Making hay while the sun shines

So I am wandering around shopping malls looking at handbags and shoes (curse you Easter Saturday!) wishing Trevor had not gone to Rock2Wellington so we could have gone flying, when I get a phone call from the CFI wanting to know if I wanted to do a cross country flight as they had spare aircraft, a spare instructor and B.E.A. ootiful weather...

I thought about it for a 0.0000000002 seconds and said yes ;)

I headed out to NZAR after arranging some lunch for jade so she would not die of hunger and met the new C-Cat instructor Matt. We went over the flight planning, weather, NOTAMs and covered what to expect in terms of radio calls and approach/departure procedures. I was a little surprised as instead of the standard Ardmore (NZAR)-Hamilton (NZHN)-Tauranga (NZTG)-Thames (NZTH)-Ardmore route, Rob suggested we go to Waihi Beach (NZWV) instead of Thames. I have heard 'interesting' things about Waihi Beach, mostly about the crosswinds and the curved approach... but figured it would be a good challenged. So, we filed a VFR flightplan, strapped on JFY and headed out.
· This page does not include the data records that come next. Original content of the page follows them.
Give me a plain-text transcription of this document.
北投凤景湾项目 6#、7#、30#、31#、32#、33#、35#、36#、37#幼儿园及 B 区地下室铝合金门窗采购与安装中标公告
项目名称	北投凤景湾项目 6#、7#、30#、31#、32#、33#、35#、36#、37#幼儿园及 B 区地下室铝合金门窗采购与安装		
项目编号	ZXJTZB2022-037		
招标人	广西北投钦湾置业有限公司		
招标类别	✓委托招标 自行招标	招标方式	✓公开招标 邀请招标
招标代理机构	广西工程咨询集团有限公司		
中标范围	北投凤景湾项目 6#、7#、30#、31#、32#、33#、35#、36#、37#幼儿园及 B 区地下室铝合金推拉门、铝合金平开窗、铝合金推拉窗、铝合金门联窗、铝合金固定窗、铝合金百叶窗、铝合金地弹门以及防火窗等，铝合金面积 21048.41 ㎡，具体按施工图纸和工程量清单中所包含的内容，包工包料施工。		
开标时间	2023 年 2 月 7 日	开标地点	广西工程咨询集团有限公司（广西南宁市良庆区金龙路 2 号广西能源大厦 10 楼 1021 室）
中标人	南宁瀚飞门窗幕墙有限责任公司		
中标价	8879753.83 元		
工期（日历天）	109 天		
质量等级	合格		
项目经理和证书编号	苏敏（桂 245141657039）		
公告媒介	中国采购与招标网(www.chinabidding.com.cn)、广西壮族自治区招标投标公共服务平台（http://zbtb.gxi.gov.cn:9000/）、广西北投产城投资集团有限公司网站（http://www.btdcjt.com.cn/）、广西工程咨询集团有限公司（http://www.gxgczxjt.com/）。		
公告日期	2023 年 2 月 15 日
The approach into NZHN was interesting as the tower was on reduced capacity (whats with people wanting holidays on easter?!?!?) so the controller was busier than a one-armed paper hanger... we finally got our clearance and landed on runway 18 and taxied over to the aeroclub to fill up on gas.

Then off to NZTG where we encountered a 'newish' controller who was a bit difficult to understand and a little stressed with several aircraft arriving at once. After some to-ing and fro-ing we finally got cleared for a touch and go on runway 25 and cleared onto NZWV.
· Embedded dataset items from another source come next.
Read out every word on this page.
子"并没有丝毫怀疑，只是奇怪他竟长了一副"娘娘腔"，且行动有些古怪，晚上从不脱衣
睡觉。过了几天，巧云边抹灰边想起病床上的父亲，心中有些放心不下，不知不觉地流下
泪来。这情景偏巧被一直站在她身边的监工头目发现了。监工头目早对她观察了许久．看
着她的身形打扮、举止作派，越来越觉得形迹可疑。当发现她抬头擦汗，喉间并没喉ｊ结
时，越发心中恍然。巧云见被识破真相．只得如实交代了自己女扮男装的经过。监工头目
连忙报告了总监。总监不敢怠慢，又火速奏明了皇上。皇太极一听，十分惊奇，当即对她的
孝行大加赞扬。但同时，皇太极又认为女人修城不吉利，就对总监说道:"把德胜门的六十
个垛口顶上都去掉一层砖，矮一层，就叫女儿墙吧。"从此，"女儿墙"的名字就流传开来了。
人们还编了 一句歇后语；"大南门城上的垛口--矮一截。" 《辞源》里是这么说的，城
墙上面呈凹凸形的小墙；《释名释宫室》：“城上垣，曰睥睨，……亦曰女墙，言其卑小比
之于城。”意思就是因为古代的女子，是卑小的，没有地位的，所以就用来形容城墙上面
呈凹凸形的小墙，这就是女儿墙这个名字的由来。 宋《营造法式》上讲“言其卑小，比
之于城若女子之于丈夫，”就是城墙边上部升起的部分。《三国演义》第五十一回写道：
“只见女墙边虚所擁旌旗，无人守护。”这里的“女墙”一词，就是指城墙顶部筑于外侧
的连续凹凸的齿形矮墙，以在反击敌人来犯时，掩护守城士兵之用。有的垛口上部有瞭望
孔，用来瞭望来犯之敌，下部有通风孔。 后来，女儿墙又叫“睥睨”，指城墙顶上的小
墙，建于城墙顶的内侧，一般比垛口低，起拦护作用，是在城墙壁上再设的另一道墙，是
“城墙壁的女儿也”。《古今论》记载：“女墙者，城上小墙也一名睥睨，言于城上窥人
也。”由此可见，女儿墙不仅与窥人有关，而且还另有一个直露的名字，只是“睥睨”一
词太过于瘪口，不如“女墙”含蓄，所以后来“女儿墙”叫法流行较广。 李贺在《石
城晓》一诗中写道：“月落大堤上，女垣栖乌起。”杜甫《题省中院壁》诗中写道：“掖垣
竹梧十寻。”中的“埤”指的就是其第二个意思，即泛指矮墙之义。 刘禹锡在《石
It turns out that NZWV IS a very interesting approach. I opted for 31, as while it has the tricky curved approach due to terrain and it was mostly a crosswind at the time, there was some headwind component and I wanted all the help I could get as 31 is only 500metres due to the displaced threshold.

I totally messed up the first approach, and learned a valuable lesson about overhead joins at small strips in the process... basically, give yourself plenty of room rather than trying to fly across the thresholds like you do at larger fields like NZAR. But I had recognised the problem early and just executed a go-around and setup for another approach, giving myself a bit more room and slowing up a little earlier than the first attempt. And I totally nailed it... Matt said he was impressed that I made the (correct) go-around decision early rather than trying to fight the aircraft down onto the strip.

We stopped for a bit of fresh air and a stretch and then headed back to NZAR. The shortfield take-off out of NZWV was not too bad and we cleared the fence quite comfortably. Then climbed up to 3500' for the trip across the Coromandel Ranges and back to NZAR.

It was certainly a learning experience, having to talk to controllers, follow arrival and departure procedures, talking to Christchurch Information to amend my SARTIME (Search and Rescue Time), all while trying to keep ahead of the aircraft while flying into unfamiliar territory!